The American Enterprise Institute has examined the 243-page Ted Wells Report and finds it “deeply flawed” and “unreliable.”

An AEI report posted on its website and summarized in a New York Times article, headlined “Deflating Deflategate,” released Friday, calls into question the findings of the NFL-ordered Wells Report scandal that led to Brady’s four-game suspension by the league.

The American Enterprise Institute is a Washington, D.C.-based think tank whose mission is “to defend the principles and improve the institutions of American freedom and democratic capitalism — limited government, private enterprise, individual liberty and responsibility, vigilant and effective defense and foreign policies, political accountability, and open debate,” according its website.

AEI’s independent analysis is written by Kevin Hassett, Joseph A. Sullivan and Stan Veuger and rejects the finding that the footballs used by the Patriots in first half of the AFC Championship Game had a more significant drop in air pressure than those used by the Indianapolis Colts in the first half.

AEI advances theories that officials only had time to test four of the 12 Colts footballs at halftime and those game balls likely increased in air pressure while in a warmer environment than the 11 Patriots footballs that were tested with two different gauges and then re-inflated.

AEI’s analysis on NFL injury data in the New Orleans Saints’ Bountygate scandal helped New Orleans players have their league-imposed suspensions vacated in 2012.

Commissioner Roger Goodell informed the NFL Players Association earlier this month that its request to have him removed from Brady’s appeal was denied.

“As I have said publicly, I very much look forward to hearing from Mr. Brady and to considering any new information or evidence that he may bring to my attention,” Goodell said in a letter to the NFLPA. “My mind is open; there has been no ‘prejudgment’ and no bias that warrants recusal.”

The NFLPA disagreed with the investigation on the premise that it was not truly neutral and that evidence was circumstantial. Wells attacked those claims. The NFLPA also disagreed with the authority of vice president Troy Vincent to hand down the disciplinary decision.

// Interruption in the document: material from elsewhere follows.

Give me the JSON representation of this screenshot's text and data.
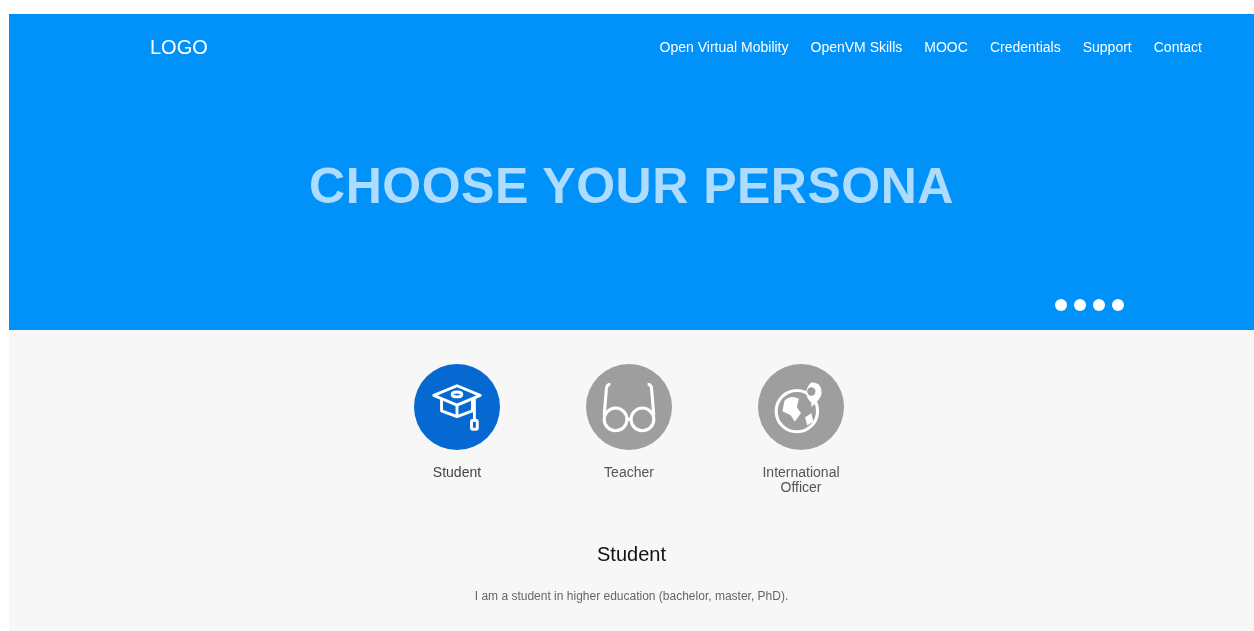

AEI’s conclusion centers mostly on the scientific analysis conducted in the Wells Report. A one-paragraph summary of its findings is below:

“In the current ‘Deflategate’ controversy, the New England Patriots have been accused of illicitly deflating footballs before the start of their 2015 American Football Conference championship game against the Indianapolis Colts. The National Football League and the lawyers it hired have produced a report — commonly known as the “Wells report” — that has been used to justify penalties against the Patriots and quarterback Tom Brady. Although the Wells report finds that the Patriots footballs declined in pressure significantly more than the Colts balls in the first half of the game, our replication of the report’s analysis finds that it relies on an unorthodox statistical procedure at odds with the methodology the report describes. It also fails to investigate all relevant scenarios. In addition, it focuses only on the difference between the Colts and Patriots pressure drops. Such a difference, however, can be caused either by the pressure in the Patriots balls dropping below their expected value or by the pressure in the Colts balls rising above their expected value. The second of these two scenarios seems more likely based on the absolute pressure measurements. Logistically, the greater change in pressure in the Patriots footballs can be explained by the fact that sufficient time may have passed between halftime testing of the two teams’ balls for the Colts balls to warm significantly, effectively inflating them.”